As I mentioned on Friday, this weekend I took part in a 20k walk through Cork City—and beneath the stars—in aid of Diabetes Ireland.
The idea came to me approximately 12 days ago when, while daydreaming on a bus, my eyes landed on a poster advertising it and a voice whispered, That would be a fun. And it’s for a good cause. And you could do with some exercise. I thought it was my own voice, but last night I discovered that it actually belonged to an evil bitch who just wants me to suffer pain and punish me for thinking that a sofa spud could just get up one day—or one night—and walk for four and a half hours.
All ready for the walk: water, headphones, protein bars and a complete and utter lack of enthusiasm (not pictured).
The thing is, I didn’t think that. I fully intended to train for this event, building up slowly on the treadmill and then walking sections of the actual route in advance. But as the last couple of weeks have been crazy busy for me, I ended up spending more time drawing up my pretty training plan with multicolored Muji pens than I did doing any significant training.
Blackrock Castle Observatory, one of the stops along the way.
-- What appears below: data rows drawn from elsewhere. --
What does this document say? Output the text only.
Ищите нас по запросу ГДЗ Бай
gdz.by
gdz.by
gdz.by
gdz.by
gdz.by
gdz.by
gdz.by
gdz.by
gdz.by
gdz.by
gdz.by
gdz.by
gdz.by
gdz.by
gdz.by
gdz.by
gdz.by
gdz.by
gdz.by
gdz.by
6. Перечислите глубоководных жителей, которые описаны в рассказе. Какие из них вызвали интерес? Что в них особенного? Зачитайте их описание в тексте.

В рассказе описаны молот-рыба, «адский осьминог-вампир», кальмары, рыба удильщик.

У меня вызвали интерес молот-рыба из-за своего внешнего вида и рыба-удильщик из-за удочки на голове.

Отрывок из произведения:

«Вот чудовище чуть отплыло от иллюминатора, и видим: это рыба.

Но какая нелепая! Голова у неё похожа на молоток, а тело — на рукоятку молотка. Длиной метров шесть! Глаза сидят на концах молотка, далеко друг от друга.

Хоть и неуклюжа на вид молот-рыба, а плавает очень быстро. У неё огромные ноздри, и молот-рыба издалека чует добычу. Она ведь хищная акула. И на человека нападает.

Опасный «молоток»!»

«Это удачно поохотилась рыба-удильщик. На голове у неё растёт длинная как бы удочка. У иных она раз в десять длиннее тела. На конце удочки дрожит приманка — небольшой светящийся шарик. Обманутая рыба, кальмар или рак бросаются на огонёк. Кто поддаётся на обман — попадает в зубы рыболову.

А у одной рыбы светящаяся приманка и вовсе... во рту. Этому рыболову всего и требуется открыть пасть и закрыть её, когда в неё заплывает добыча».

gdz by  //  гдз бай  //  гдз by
So last night, at 10pm, we set off from the Rochestown Park Hotel here in Cork. By 10.15pm, regret had set in. The whole reason I did this was because it was just a walk. During my temporary relocation to Nice last year, I walked a good seven or eight kilometers every single day, and never felt any worse for it. Dare say, I enjoyed it. (Not as much as sitting down, but still.) I could do this, and I could especially do it if I was raising money for charity at the same time. But as soon as we set off last night, it became immediately apparent that I was the only one who got the “not a race” memo. It was ridiculous. Some people were on the verge of running. And even if they said go at your own pace, you couldn’t really. You had to try and stay with the group, if only to make the stewards life a bit easier.
With about 5 or 6k to go, my left ankle informed me that it wasn’t interested in continuing. There was an ambulance service traveling with us, and the lovely people inside of it wrapped the ankle in a bandage for support and told it to stop being a little bitch and man up. I finished the walk, even though I was more hobbling than walking, and thinking back to how much pain I was feeling, I’m not sure how I did it. (At one point I started reciting the rap to Fresh Prince of Bel Air in my head to take my mind off it; I’d just seen the Will Smith/Gary Barlow duet on Graham Norton the night before.)
So the good news: we finished the walk, and in reasonable time.
The bad news: today it seems I have a sprained ankle.
The other good news is that we’re keeping our MyCharity.ie page open for another little while, so you can still sponsor us. Thank you, thank you, THANK YOU to those of you who have donated money already. You’ve all been ridiculously generous but seriously, one dollar (or euro or pound!) would do. It’d do better than “do”, it’d be great. And it might make my ankle feel better.
Probably not as much as this codeine-based soluble painkiller will though. *lifts glass* Cheers!